The U.S. Justice Department is taking legal action to force a law firm to reveal the identities of its tax-shelter clients.
The law firm, Jenkins Gilchrist, participated in fraud, the Justice Department said in court papers filed in U.S. District Court in Chicago this week. Citing the crime-fraud exception to attorney-client privilege, the Justice Department contends that the firm should not be allowed to hide their clients’ identities from the Internal Revenue Service, the New York Times reported.

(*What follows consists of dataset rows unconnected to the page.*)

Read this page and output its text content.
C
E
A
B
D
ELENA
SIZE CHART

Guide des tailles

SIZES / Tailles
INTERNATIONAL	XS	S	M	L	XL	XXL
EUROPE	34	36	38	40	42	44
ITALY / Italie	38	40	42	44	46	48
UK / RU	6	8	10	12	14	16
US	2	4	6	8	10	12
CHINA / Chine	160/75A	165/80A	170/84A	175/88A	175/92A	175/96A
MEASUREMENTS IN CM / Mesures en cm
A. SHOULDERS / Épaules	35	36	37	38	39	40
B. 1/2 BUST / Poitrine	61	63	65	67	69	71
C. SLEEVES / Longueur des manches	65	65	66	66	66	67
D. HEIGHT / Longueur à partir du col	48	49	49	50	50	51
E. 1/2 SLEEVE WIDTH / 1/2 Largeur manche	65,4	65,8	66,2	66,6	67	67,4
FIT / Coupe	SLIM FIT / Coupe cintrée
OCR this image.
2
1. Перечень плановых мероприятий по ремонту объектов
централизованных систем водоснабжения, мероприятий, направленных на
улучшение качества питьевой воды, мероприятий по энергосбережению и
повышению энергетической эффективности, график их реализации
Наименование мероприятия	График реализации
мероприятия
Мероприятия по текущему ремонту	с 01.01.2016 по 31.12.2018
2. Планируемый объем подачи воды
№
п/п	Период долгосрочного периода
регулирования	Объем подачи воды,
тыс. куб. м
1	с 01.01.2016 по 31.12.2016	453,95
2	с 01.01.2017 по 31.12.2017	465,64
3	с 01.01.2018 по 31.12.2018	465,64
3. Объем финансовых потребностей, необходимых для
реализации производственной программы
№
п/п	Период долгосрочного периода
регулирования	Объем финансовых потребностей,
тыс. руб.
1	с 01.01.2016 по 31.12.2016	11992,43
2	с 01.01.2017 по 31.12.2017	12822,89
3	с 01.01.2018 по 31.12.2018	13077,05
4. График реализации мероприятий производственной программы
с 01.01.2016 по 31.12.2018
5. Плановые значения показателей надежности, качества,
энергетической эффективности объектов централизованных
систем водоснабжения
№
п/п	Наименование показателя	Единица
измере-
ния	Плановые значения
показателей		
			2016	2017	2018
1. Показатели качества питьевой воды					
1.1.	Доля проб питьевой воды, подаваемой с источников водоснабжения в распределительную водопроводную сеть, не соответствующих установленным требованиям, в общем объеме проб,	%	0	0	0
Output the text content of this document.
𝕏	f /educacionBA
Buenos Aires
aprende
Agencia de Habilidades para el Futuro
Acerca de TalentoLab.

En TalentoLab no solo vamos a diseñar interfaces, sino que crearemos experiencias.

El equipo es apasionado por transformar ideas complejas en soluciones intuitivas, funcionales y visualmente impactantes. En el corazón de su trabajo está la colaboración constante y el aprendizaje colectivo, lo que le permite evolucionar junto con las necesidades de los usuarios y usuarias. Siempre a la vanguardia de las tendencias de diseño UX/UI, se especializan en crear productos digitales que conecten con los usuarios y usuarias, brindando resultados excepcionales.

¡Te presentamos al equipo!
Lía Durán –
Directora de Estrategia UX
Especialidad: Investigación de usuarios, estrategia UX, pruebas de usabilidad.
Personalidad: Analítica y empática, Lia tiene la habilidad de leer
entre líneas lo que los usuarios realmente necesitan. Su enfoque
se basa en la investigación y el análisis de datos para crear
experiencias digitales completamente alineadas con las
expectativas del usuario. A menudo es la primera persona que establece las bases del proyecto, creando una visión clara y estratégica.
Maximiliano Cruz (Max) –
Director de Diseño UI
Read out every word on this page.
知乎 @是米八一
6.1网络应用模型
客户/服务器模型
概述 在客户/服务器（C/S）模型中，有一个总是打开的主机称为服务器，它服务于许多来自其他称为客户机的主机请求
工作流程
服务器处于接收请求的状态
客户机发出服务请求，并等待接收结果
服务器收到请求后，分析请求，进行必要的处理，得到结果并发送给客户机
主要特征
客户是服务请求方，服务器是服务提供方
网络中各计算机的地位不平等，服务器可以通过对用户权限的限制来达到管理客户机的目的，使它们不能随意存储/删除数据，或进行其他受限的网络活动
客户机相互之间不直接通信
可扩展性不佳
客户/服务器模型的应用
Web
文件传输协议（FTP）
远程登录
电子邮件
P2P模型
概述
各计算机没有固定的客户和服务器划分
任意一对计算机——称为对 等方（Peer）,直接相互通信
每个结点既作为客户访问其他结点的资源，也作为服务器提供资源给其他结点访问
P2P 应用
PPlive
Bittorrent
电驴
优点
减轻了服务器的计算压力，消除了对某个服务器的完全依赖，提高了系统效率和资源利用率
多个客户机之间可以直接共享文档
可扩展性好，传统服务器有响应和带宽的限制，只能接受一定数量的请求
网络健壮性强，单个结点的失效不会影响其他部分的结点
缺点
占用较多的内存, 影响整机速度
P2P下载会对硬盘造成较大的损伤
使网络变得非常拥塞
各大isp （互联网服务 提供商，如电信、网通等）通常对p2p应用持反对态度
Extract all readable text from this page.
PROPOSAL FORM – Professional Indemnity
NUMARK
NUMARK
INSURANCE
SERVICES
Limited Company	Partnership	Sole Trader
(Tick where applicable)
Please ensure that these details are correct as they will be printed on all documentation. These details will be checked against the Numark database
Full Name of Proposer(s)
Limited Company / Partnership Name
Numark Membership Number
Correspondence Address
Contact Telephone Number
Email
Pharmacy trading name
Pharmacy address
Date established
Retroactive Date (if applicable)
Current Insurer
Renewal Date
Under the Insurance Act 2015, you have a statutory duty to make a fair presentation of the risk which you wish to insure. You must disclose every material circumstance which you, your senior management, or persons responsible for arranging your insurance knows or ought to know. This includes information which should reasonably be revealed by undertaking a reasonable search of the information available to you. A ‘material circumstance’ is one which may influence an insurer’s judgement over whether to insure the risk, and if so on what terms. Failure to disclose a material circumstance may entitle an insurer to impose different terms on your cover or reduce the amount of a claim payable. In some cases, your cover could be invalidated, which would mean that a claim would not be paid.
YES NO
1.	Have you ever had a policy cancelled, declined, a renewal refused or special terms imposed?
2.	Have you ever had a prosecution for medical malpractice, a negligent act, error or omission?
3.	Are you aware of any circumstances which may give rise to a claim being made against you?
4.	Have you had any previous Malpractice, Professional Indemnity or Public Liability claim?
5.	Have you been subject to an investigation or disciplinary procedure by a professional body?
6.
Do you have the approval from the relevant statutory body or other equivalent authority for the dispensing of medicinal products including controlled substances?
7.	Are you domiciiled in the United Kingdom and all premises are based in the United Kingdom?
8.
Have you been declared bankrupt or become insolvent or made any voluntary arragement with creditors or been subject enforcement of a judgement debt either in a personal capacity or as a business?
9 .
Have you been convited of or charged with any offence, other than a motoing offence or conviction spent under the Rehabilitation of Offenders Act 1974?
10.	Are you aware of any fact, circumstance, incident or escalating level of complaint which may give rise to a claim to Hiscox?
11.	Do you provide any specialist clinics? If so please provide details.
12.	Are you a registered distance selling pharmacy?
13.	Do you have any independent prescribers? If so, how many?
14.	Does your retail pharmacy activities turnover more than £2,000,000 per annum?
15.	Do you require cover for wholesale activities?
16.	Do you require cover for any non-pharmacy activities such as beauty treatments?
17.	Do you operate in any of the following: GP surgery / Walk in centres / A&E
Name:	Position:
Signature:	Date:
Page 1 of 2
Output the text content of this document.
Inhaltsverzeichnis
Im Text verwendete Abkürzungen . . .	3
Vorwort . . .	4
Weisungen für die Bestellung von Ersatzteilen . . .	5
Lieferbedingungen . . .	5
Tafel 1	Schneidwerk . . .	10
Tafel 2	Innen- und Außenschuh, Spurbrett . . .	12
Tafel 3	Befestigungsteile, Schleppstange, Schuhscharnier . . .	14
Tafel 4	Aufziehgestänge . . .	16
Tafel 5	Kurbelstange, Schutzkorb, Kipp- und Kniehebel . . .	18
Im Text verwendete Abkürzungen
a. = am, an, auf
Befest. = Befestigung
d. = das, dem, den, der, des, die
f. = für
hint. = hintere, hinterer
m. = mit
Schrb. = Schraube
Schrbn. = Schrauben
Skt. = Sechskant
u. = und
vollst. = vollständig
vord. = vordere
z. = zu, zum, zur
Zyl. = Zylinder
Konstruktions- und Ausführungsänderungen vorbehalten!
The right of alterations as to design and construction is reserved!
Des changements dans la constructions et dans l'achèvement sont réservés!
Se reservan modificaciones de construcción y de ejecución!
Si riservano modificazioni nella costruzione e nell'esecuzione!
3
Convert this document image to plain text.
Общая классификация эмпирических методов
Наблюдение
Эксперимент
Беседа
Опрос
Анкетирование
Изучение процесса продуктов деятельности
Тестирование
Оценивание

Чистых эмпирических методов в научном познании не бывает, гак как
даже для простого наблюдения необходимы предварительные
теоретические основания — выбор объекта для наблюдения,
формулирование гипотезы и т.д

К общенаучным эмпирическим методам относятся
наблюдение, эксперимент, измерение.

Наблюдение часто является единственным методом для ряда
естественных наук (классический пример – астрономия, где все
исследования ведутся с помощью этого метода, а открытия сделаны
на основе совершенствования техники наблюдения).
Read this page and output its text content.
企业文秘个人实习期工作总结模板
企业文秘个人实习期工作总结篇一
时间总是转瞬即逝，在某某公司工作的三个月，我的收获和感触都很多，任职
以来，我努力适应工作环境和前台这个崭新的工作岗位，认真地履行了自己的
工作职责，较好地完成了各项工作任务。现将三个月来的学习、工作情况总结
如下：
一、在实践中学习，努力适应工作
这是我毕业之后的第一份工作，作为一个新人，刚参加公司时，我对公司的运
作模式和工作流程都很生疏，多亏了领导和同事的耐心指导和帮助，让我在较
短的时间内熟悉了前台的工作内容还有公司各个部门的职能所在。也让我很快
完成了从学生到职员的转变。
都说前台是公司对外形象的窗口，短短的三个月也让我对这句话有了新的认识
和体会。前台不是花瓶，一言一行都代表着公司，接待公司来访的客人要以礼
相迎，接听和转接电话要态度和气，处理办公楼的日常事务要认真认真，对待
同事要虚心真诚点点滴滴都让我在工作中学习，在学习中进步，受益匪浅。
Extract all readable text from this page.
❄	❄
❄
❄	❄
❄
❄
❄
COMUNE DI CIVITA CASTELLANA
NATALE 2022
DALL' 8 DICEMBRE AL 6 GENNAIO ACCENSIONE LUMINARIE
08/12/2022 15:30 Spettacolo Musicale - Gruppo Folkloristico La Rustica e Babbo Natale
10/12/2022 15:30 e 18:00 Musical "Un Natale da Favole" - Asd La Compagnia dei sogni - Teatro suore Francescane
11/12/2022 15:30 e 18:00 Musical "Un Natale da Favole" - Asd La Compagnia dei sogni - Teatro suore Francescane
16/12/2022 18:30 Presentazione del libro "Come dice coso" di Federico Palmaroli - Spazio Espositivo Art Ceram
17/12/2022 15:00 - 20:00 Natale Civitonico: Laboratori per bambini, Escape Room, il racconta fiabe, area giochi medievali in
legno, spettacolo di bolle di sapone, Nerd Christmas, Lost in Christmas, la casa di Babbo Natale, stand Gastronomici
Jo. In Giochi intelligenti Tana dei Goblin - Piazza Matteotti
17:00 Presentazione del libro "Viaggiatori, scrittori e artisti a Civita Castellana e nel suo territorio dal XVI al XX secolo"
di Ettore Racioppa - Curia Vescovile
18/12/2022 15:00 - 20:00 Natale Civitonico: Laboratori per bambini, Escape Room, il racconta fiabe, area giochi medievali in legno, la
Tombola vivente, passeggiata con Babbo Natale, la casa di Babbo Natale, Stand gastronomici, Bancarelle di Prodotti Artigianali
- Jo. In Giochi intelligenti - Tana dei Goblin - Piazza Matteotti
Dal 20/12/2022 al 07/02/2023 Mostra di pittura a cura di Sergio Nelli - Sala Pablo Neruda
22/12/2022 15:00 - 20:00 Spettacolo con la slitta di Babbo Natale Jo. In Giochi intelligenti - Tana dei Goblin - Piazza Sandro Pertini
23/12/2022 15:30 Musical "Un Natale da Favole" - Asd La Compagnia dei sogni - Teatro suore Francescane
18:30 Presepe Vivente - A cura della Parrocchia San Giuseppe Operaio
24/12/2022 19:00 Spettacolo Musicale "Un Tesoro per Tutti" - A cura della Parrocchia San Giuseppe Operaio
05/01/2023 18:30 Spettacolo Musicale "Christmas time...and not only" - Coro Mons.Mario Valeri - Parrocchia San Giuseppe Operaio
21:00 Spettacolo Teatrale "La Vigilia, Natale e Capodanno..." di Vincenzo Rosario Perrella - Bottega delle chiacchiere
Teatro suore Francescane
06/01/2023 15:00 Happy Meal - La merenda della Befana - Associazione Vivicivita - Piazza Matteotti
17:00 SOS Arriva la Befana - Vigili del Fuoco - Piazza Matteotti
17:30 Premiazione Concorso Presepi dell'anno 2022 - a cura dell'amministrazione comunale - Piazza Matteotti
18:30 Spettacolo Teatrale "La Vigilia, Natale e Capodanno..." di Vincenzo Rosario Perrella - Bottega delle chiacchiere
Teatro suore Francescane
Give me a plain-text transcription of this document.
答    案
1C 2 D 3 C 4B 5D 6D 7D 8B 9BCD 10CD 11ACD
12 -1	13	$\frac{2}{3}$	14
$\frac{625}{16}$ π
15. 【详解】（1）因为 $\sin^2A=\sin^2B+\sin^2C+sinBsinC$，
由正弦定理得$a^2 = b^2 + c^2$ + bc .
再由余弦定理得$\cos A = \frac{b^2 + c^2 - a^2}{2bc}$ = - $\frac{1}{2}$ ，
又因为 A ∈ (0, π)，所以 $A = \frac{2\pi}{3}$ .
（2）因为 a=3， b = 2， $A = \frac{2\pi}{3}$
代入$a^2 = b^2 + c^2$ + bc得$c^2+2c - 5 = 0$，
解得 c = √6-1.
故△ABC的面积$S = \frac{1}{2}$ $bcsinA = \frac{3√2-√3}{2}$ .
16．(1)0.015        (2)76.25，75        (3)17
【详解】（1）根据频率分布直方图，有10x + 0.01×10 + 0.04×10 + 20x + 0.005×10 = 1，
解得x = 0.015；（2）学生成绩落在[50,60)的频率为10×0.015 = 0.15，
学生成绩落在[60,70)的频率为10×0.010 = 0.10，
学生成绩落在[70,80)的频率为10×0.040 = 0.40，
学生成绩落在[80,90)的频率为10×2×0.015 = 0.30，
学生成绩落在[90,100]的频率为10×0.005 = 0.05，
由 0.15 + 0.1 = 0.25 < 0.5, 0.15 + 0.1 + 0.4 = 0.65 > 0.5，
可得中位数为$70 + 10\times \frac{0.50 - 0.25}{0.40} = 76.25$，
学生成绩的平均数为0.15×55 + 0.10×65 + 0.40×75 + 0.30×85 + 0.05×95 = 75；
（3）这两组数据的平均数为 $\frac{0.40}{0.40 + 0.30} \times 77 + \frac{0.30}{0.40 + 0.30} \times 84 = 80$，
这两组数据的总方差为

The IRS has issued 25 summonses for the names of Jenkens Gilchrist clients and other information. The firm has refused, saying that revealing the names of clients would amount to disclosing the tax advice they were given, and thus the names of clients should be protected. The Justice Department is seeking a court order to enforce the summons.
The IRS summonses are based in part on Treasury Department rules requiring tax-shelter organizers and promoters to keep lists of their clients and to provide them if asked.
Jenkens Gilchrist has said that it did not sell tax shelters; it sold advice about tax shelters. The Justice Department calls the firm "an organizer and seller of tax shelters."
Richard Painter, a University of Illinois law school professor who has studied the crime-fraud exception, told the New York Times that the court filing was "a significant ratcheting up" and "should not be mistaken as business as usual by the government" but as a sign of determination to identify tax law violators.
Court papers filed this week show that Jenkens Gilchrist, which is based in Dallas but ran its tax-shelter business from Chicago, split fees with BDO Seidman, a large accounting firm that was considered an aggressive seller of tax shelters. The firm is also refusing to identify its clients.
The court document showed how one person in 2000 avoided $5.9 million in income taxes and $2.6 million in capital gains taxes on income of $28 million. After paying $960,000 to Jenkens Gilchrist and $660,000 to BDO Seidman, the unidentified individual’s net cost was 81 percent less than the federal income taxes would have been otherwise.